The idea for Building Bridges came out of a 2004 three-day conference in London dedicated to Rouch’s cinema. The book has three main sections. The first contains essays about Rouch’s unusual journey from army engineer to anthropologist to filmmaker. Dirk Nijland compiled several charts organizing Rouch’s prolific filmmaking, teaching, writing and service activities. The charts illustrate that the notion of “multi-tasking” did not arrive with the digital age.

The second section contains dense, analytical essays about how Rouch’s films were made and what they mean on a literary and scientific level. Reading behind-the-scenes accounts of Rouch’s method of filming written by close collaborators was fascinating. Essays here also explore his ethnological “gaze” and the lasting relationships he formed (through hard work) with the tribes he so often filmed.
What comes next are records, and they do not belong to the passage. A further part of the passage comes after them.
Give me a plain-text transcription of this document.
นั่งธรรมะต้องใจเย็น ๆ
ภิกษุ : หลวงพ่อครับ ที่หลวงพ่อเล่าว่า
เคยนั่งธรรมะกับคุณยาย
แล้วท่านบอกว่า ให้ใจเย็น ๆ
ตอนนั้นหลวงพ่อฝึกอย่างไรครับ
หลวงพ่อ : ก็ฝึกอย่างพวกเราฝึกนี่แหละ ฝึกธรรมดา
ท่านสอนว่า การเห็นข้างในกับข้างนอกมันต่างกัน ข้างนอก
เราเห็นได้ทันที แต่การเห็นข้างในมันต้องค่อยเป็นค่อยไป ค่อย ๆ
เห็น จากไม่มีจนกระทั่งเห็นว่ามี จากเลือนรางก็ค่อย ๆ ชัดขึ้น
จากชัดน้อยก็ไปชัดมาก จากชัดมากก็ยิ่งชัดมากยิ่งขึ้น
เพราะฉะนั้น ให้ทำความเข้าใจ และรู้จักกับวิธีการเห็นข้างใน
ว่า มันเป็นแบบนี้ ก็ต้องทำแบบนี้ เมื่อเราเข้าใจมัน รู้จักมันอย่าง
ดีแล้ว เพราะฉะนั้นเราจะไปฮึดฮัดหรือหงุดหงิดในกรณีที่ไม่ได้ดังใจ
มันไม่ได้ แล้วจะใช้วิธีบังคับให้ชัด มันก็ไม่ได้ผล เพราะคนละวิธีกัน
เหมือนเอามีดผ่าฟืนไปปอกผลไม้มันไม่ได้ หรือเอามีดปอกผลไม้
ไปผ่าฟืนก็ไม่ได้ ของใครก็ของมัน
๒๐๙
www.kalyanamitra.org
The second section also contains frank interviews with some of the young people that Rouch first featured in his films, then mentored as they built their own academic and filmmaking careers. Perhaps most notable are relatively recent interviews with Marceline Loridan Ivens (Chronique d’un été), Nadine Ballot (La Pyramide Humaine) and Safi Faye (Petit à petit). Philo Bregstein writes a warm, personal account of Rouch’s scripting methods for his hybrid documentary-fiction films.

The third section of the book sought to reconnect Rouch’s cinema with his roots in surrealism and ethnography. From those roots sprang his legacy in contributions to neo-realism, the nouvelle vague, cinéma vérité and film production technology. It is in these essays that Rouch’s work is more clearly understood in the context of the Italian neo-realist and French new wave films that were also being made in the late 1950s and early 1960s. Anna Grimshaw suggests, “Rouch’s work raises the possibility that the origins of the nouvelle vague lie in Africa, not Europe” (page 283). Ian Christie reminds us, “Rouch may count as the first great doubter” (page 267), thus giving birth to the concept of documentary “repudiation” (coined by critic Jean-André Fieschi). Christie outlines the connections between Rouch, Chris Marker and Raul Ruiz.
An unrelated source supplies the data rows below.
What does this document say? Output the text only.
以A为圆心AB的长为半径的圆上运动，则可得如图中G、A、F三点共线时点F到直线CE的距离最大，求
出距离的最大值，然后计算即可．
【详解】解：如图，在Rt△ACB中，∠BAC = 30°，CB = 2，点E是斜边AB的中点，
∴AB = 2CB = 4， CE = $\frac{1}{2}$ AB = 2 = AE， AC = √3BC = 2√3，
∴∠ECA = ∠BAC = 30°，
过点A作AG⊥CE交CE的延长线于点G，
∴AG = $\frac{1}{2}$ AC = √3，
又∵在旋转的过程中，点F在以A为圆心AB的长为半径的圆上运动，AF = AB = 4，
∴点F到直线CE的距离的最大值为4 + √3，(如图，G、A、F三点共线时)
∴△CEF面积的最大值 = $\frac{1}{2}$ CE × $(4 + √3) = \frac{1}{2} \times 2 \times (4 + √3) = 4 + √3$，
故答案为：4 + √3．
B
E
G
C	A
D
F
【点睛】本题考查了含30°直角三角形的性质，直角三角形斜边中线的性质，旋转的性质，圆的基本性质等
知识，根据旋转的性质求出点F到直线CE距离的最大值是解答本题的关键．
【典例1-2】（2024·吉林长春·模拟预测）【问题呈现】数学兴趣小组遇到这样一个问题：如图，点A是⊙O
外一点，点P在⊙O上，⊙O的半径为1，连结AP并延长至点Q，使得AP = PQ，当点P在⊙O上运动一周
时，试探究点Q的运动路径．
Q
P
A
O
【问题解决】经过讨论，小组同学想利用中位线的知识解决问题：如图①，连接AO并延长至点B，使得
Brink writes that he hopes Building Bridges will enthuse the reader to watch Rouch’s films and then go make films of their own. Perhaps it will also enthuse film distribution companies to make Rouch’s films more accessible. Right now, many still seem hard to find, and that is a shame. After reading Brink’s book and discovering Feld’s collection of Rouch essays, I’m ready to go back and see more of what I’ve been missing in Rouch’s films. He made more than 100 during his lifetime. My university library owns three.

 

Lisa Mills, PhD, is an assistant professor of film at the School of Film and Digital Media at University of Central Florida.